Vielleicht ist das die wichtigste Lektion für die kommenden Zeiten: Nicht die naive Hoffnung, dass alles gut wird, sondern die trotzige Hoffnung, dass wir Wege finden werden, auch mit dem Schwierigen umzugehen. Dass wir in der Krise nicht nur überleben, sondern Menschlichkeit bewahren können.
Happy Birthday, Dad. Danke für neunzig Jahre Lebensweisheit. Danke für deine Liebe und Fürsorge. Danke für das Vorbild, wie man durch schwierige Zeiten navigiert ohne die Fähigkeit zu verlieren, das Leben zu genießen. Danke dafür, dass du uns gezeigt hast, dass ein selbstbestimmtes Leben ein erfülltes Leben ist – und dass Produktivität nicht der einzige Maßstab eines guten Lebens sein muss.
Während die KI-Revolution ihre Schatten vorauswirft und wir uns fragen, was die Zukunft bringen wird, ist es tröstlich zu wissen, dass es Menschen wie dich gibt – Menschen, die beweisen, dass ein erfülltes Leben möglich ist, auch wenn die Zeiten dunkel sind. Vielleicht sogar gerade dann.

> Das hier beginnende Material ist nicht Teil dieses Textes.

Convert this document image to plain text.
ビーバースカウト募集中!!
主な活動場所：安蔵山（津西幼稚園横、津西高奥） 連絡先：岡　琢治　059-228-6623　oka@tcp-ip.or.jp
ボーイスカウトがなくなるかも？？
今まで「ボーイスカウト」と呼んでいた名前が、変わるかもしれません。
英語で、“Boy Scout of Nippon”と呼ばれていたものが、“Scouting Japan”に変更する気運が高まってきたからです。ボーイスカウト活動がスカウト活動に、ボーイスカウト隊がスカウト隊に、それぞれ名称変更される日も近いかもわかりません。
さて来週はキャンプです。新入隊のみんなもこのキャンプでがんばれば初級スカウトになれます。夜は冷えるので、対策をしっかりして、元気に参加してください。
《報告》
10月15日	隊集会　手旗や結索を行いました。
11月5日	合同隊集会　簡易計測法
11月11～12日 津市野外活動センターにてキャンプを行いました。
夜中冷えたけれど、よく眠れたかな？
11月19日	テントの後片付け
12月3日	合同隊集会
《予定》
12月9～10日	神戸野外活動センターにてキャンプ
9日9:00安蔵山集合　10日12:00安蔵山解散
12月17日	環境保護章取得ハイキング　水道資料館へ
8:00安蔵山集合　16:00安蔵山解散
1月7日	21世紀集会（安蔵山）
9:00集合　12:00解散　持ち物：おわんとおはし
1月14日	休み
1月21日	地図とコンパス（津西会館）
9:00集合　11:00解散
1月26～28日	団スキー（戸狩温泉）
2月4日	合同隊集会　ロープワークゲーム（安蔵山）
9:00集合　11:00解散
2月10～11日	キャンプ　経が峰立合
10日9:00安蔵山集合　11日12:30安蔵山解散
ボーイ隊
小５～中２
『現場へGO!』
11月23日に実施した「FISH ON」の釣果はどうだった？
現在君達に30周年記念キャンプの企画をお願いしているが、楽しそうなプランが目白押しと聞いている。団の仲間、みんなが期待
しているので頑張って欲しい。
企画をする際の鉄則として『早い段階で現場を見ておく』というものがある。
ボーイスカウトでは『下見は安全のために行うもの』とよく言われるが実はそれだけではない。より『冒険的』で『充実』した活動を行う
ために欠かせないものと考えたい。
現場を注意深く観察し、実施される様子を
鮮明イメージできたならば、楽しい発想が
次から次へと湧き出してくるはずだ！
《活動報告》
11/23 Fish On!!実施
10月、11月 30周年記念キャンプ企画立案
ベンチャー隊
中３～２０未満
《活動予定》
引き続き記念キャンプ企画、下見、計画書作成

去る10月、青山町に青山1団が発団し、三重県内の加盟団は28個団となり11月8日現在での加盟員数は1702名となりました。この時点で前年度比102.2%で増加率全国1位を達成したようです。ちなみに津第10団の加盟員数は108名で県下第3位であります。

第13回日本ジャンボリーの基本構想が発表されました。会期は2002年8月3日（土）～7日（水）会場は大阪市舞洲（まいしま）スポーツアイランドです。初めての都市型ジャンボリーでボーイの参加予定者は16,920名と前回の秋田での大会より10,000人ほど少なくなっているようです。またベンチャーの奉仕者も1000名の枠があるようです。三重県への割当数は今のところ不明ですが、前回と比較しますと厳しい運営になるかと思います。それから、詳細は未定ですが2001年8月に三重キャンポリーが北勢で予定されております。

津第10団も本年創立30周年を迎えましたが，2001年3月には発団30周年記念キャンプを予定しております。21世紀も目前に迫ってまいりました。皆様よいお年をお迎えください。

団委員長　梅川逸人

Die nächste Generation wird ihren Weg finden müssen. Aber sie wird ihn mit dem Wissen gehen, das du und deine Generation uns gegeben habt: Dass Krisen überwunden werden können. Dass Gemeinschaft wichtiger ist als Individualität. Dass Langsamkeit manchmal weiser ist als Geschwindigkeit. Und dass ein Leben gut gelebt werden kann, auch wenn – oder gerade weil – es durch schwierige Zeiten führt.
In diesem Sinne: Auf die nächsten Jahre. Mögen sie dir Ruhe, Zufriedenheit und die Gewissheit schenken, dass du etwas Wertvolles weitergegeben hast – nicht nur Wissen, sondern Weisheit. Nicht nur Überleben, sondern Leben.
Phil Roosen schreibt diese Kolumne aus dem tewa in Gedanken an seinen Vater, der heute neunzig Jahre alt wird – und in Gedanken an alle, die durch schwierige Zeiten gingen und dabei nie vergaßen, was wirklich zählt. Seine Kolumne "Digitale Zwischenräume" erscheint jeden Donnerstag in The Digioneer.
P.S.: Die Generationen meiner Eltern, meine eigene und zumindest die Kindheit meiner Kinder haben vielleicht wirklich die goldenen Jahre erlebt. Aber vielleicht liegt die größte Goldene Zeit nicht hinter uns, sondern vor uns – wenn wir klug genug sind, aus der Geschichte zu lernen und die Zukunft mit den Werten der Vergangenheit zu gestalten.